Australian employment surged by the most this year in June as firms took on more full-time workers, yet the jobless rate held steady as more people entered the labour force in a trend that has curbed much-needed wage gains.
Figures from the Australian Bureau of Statistics (ABS) released yesterday showed 50,900 net new jobs were added in June, blowing past expectations of 17,000.
Of those, 41,200 were in full-time positions.
It was the largest monthly gain since November and will be a big relief to policy makers after a run of softer months.
Annual jobs growth also picked up to 2.8%, well ahead of the US pace of job creation of 1.6%.
The unemployment rate held steady at 5.4%, but only because more people went looking for work.
The participation rate jumped to 65.7%, just a tick below the all-time high, as more women entered the labour force.
With labour supply still expanding to meet demand, there has been less upward pressure on wages and inflation and thus no near-term trigger for a rise in interest rates from the Reserve Bank of Australia (RBA).
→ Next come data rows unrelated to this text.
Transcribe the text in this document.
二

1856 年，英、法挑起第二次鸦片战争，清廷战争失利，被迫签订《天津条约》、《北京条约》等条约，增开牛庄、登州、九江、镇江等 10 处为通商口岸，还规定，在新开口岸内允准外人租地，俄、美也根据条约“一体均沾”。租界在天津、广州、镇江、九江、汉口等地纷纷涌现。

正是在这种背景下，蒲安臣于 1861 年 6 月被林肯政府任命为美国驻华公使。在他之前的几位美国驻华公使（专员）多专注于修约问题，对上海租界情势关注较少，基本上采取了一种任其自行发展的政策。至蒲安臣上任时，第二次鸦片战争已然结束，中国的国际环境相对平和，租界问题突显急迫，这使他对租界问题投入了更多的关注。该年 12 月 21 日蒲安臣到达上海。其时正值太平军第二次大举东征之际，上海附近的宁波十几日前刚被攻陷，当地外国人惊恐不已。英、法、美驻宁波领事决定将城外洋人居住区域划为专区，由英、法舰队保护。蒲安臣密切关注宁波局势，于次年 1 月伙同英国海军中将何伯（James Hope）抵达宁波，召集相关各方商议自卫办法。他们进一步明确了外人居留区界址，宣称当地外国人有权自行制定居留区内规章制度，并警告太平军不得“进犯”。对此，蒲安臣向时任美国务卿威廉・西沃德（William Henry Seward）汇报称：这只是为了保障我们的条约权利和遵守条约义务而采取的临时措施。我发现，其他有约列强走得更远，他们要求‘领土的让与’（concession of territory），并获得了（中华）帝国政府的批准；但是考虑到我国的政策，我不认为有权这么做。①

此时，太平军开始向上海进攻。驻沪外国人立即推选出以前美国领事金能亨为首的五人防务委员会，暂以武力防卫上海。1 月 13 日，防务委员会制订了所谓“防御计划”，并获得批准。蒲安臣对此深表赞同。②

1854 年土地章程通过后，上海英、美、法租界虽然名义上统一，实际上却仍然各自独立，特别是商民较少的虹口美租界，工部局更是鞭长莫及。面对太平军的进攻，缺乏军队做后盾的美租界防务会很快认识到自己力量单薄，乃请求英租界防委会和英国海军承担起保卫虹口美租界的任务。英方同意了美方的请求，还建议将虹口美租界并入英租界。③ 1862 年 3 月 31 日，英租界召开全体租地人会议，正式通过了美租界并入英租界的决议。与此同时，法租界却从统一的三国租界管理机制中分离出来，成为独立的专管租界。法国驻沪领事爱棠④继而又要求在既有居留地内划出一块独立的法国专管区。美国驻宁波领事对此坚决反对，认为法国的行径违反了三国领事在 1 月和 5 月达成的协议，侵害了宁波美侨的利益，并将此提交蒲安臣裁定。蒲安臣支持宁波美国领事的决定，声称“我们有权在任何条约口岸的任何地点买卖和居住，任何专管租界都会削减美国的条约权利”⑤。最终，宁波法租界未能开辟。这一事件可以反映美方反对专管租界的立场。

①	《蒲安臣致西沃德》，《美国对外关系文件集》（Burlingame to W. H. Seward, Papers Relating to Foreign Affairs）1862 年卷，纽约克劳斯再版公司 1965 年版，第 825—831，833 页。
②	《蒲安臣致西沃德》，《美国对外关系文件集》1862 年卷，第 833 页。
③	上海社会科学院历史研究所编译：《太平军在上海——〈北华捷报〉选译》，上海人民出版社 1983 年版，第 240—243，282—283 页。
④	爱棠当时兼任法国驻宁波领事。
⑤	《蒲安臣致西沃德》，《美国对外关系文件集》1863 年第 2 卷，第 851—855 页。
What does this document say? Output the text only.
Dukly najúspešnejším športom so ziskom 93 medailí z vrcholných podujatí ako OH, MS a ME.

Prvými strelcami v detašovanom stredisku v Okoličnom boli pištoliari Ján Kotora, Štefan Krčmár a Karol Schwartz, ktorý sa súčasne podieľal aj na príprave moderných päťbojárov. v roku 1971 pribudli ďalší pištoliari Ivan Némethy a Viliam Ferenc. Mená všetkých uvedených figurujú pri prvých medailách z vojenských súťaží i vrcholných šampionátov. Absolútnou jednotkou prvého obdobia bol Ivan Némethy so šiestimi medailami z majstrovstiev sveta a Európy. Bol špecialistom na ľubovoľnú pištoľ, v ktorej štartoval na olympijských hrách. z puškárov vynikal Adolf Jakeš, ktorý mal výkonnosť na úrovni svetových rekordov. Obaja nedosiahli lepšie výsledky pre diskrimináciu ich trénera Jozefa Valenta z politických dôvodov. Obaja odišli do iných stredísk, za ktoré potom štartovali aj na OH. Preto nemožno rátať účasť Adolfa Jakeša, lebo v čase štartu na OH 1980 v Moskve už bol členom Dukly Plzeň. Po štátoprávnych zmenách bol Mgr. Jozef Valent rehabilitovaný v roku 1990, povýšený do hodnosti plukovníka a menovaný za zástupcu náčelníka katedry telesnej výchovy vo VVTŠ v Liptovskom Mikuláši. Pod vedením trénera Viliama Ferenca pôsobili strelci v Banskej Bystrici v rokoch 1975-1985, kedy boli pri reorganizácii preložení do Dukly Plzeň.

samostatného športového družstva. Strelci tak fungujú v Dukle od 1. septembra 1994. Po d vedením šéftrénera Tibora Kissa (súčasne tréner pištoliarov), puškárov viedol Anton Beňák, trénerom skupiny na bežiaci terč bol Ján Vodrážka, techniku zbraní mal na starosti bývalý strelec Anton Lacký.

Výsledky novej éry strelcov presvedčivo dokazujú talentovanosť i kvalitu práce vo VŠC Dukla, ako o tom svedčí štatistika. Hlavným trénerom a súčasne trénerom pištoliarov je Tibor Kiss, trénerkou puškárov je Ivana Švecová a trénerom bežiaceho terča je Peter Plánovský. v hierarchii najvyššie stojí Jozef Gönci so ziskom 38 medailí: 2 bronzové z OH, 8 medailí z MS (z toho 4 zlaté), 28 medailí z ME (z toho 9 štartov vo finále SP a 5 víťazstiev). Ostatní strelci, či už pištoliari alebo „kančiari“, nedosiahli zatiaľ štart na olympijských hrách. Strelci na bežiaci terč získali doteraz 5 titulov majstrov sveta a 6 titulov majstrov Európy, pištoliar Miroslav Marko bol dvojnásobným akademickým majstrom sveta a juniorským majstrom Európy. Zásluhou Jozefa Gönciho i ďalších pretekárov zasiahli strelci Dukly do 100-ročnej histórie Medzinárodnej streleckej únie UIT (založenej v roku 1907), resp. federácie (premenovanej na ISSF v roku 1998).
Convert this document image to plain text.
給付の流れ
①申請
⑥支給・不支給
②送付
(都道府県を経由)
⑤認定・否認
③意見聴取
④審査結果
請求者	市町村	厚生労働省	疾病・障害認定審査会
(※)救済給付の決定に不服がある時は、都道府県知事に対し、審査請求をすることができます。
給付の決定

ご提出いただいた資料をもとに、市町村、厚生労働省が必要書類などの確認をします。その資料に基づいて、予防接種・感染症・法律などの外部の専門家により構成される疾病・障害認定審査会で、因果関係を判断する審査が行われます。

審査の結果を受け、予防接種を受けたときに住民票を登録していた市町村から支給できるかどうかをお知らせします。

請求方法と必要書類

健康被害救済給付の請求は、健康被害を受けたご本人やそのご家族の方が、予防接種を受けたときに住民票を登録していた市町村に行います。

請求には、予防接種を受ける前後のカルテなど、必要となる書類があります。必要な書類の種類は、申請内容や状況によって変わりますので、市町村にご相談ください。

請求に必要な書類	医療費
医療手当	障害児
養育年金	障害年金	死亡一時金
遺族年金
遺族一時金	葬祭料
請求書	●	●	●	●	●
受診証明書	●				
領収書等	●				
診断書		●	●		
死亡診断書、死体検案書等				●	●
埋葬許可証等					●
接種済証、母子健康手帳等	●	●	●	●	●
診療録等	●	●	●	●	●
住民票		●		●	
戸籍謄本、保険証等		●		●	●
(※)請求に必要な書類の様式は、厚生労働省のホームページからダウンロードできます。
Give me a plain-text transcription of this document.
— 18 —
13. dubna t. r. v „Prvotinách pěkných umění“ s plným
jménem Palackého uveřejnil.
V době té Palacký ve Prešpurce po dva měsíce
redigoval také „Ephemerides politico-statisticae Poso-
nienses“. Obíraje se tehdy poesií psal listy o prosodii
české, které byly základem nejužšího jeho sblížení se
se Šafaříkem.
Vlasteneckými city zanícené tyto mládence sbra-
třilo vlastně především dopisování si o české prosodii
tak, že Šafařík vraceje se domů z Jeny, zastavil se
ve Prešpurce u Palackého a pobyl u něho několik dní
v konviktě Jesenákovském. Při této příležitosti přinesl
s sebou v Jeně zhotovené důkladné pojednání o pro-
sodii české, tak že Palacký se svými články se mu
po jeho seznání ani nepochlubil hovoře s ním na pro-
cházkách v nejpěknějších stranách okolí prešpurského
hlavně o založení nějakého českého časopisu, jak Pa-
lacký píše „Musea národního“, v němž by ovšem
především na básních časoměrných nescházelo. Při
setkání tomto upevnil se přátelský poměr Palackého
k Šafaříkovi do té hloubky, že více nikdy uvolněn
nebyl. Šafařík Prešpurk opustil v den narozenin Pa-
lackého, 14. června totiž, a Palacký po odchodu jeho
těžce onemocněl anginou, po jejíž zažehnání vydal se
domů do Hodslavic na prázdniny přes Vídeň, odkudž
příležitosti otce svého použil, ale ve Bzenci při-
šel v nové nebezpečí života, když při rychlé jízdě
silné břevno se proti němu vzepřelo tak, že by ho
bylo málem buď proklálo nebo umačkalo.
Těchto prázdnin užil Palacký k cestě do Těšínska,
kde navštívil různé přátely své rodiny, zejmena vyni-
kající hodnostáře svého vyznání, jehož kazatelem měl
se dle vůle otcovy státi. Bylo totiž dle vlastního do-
“This report will give them a bit of confidence that some of the weakness we saw in employment earlier this year was temporary,” said RBC senior economist Su-Lin Ong.
“Having said that, there is still a lot of slack in the market,” she added. “You still have to see ongoing above trend and above average job growth to absorb that spare capacity, and you need more prints of this magnitude to ease the slack and lift wages growth.”
The RBA has held rates at a record low 1.5% for almost two years and markets imply scant chance of a move until well into 2019.
Interbank futures only show a 50-50 chance of a hike by August next year.
That flat outlook limited gains in the local dollar, which managed to rise only a third of a cent on the data to $0.7430.
Much of the gains in employment over recent years has been in the health and social assistance industry, sectors that have high female participation.
More recently the fastest growth has been in professional, scientific and technical services – everything from architecture to engineering, computer systems, law and accountancy.
This sector now has over 1.1mn jobs, making it the fourth largest employer after health, retail trade and accommodation and food services.
These jobs tend to be full-time and to pay above average, which has helped support overall incomes even as wage growth lagged.
The outlook for employment is also upbeat if leading indicators of labour demand are to be believed.
Particularly promising has been the ABS series on job vacancies, which surged 24% in the year to May to reach an all-time peak of 236,000.
The RBA made much of this strength in minutes of its July Board meeting released on Tuesday, which emphasised that vacancies had reached the highest level as a share of the labour force since the series began in the late 1970s.
As a result, Board members: “noted that wage pressures had been building in some parts of the economy but had not yet become broadly based.”
Analysts strongly suspect that until those pressures do broaden, interest rates will stay at record lows.